Recent legal cases show why physicians need to remain buttoned-up tight when it comes to the legal side of practicing medicine.
Several recent fines and jail sentences underscore the importance of physicians being above board in claim submissions and prescribing habits.
Every physician knows that certain actions lead to civil and criminal liability. Among the top actions are inappropriate prescribing (especially of medically unnecessary controlled substances); violating Stark and Anti-kickback Laws; not being HIPAA/HITECH Act compliant, and submitting fraudulent claims for reimbursement. Needless to say, the recent actions fall within these same categories. Here are some of the highlights, which should serve as a gut check for physicians.
•In Detroit, Dr. Abdul Haq, plead guilty to conspiring to commit healthcare fraud. Specifically, he conspired with the owner of Tri-county Network and others to "prescribe medically unnecessary controlled substances, including Oxycodone, Hydrocodone, and Opana to Medicare beneficiaries." Furthermore, medically unnecessary procedures, such as injections into the facet joint, were performed and submitted for payment.
•In Los Angeles, the owner and operator of Angeleno Clinic was sentenced to 37 months in prison for prescribing and billing Medicare for medically unnecessary services and equipment.
•In Mississippi, Dr. Harold Peltan was arrested after being indicted by a grand jury on 17 counts of Medicare fraud.
Other actions that resulted in health care providers (e.g., hospitals) on the hot seat include violations of the Controlled Substances Act and Medicare fraud for medically unnecessary treatments, which were submitted to the government for payment.
For example, Appalachian Regional Healthcare, Inc. paid a fine to settle a law suit that was filed in 2016 by the United States Department of Justice that it "knowingly filled fraudulent prescriptions for Schedule IV stimulants" and failed to keep adequate records.
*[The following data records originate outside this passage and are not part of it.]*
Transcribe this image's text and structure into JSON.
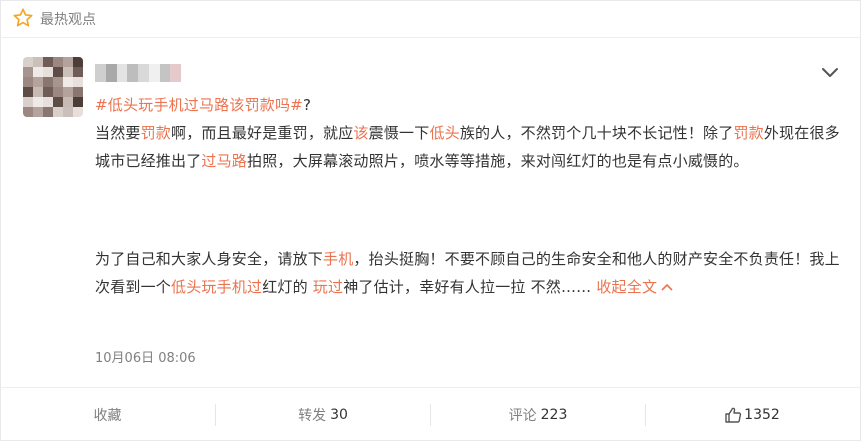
{
  "header": {
    "title": "最热观点",
    "icon": "star-icon",
    "icon_color": "#f5a623"
  },
  "post": {
    "topic": "#低头玩手机过马路该罚款吗#",
    "topic_suffix": "?",
    "para1": [
      {
        "t": "当然要"
      },
      {
        "t": "罚款",
        "link": true
      },
      {
        "t": "啊，而且最好是重罚，就应"
      },
      {
        "t": "该",
        "link": true
      },
      {
        "t": "震慑一下"
      },
      {
        "t": "低头",
        "link": true
      },
      {
        "t": "族的人，不然罚个几十块不长记性！除了"
      },
      {
        "t": "罚款",
        "link": true
      },
      {
        "t": "外现在很多城市已经推出了"
      },
      {
        "t": "过马路",
        "link": true
      },
      {
        "t": "拍照，大屏幕滚动照片，喷水等等措施，来对闯红灯的也是有点小威慑的。"
      }
    ],
    "para2": [
      {
        "t": "为了自己和大家人身安全，请放下"
      },
      {
        "t": "手机",
        "link": true
      },
      {
        "t": "，抬头挺胸！不要不顾自己的生命安全和他人的财产安全不负责任！我上次看到一个"
      },
      {
        "t": "低头玩手机过",
        "link": true
      },
      {
        "t": "红灯的 "
      },
      {
        "t": "玩过",
        "link": true
      },
      {
        "t": "神了估计，幸好有人拉一拉 不然……"
      }
    ],
    "collapse_label": "收起全文",
    "time": "10月06日 08:06"
  },
  "footer": {
    "favorite": "收藏",
    "repost_label": "转发",
    "repost_count": "30",
    "comment_label": "评论",
    "comment_count": "223",
    "like_count": "1352",
    "like_icon": "thumbs-up-icon"
  },
  "colors": {
    "link": "#eb7350",
    "text": "#333333",
    "muted": "#808080"
  }
}
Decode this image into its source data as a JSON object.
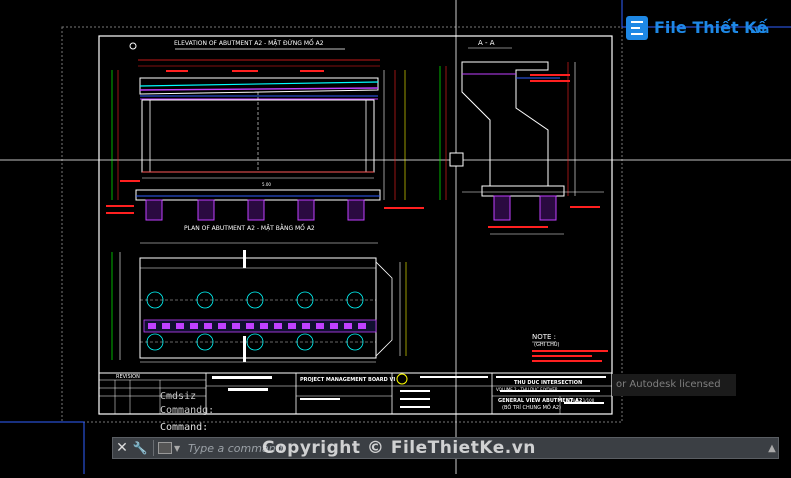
{
  "drawing": {
    "elevation_title": "ELEVATION OF ABUTMENT A2 - MẶT ĐỨNG MỐ A2",
    "plan_title": "PLAN OF ABUTMENT A2 - MẶT BẰNG MỐ A2",
    "section_title": "A - A",
    "note_title": "NOTE :",
    "note_sub": "(GHI CHÚ)",
    "revision_label": "REVISION",
    "project_title": "PROJECT MANAGEMENT BOARD VI",
    "intersection_title": "THU DUC INTERSECTION",
    "volume_label": "VOLUME 2 - THU DUC FLYOVER",
    "sheet_title": "GENERAL VIEW ABUTMENT A2",
    "sheet_subtitle": "(BỐ TRÍ CHUNG MỐ A2)",
    "scale_label": "SCALE : 1/100"
  },
  "command_line": {
    "history": [
      "Cmdsiz",
      "Commandg:",
      "Command:"
    ],
    "placeholder": "Type a command"
  },
  "licensed_text": "or Autodesk licensed",
  "watermark": "Copyright © FileThietKe.vn",
  "logo": {
    "text": "File Thiết Kế",
    "suffix": ".vn"
  },
  "colors": {
    "background": "#000000",
    "frame": "#ffffff",
    "accent_red": "#ff2020",
    "accent_magenta": "#c040ff",
    "accent_cyan": "#00ffff",
    "accent_yellow": "#ffff00",
    "accent_green": "#00ff00",
    "accent_blue": "#3060ff",
    "logo_blue": "#1e88e5"
  }
}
As for HIPAA and the HITECH Act violations, 2017 started with a surge of fines that ranged from cases including overlooking risks to not having a business associate agreement to violating the privacy rule. According to the HHS website, there has not been an announcement since May 23, 2017. One never knows what is brewing behind the scenes or when the next flurry of activity will surface. Hence, it is always prudent to make sure that one's practice is complaint with HIPAA and the HITECH Act.
In summary, physicians should be honest and complaint. Doing so may enable a physician to avoid civil and/or criminal penalties.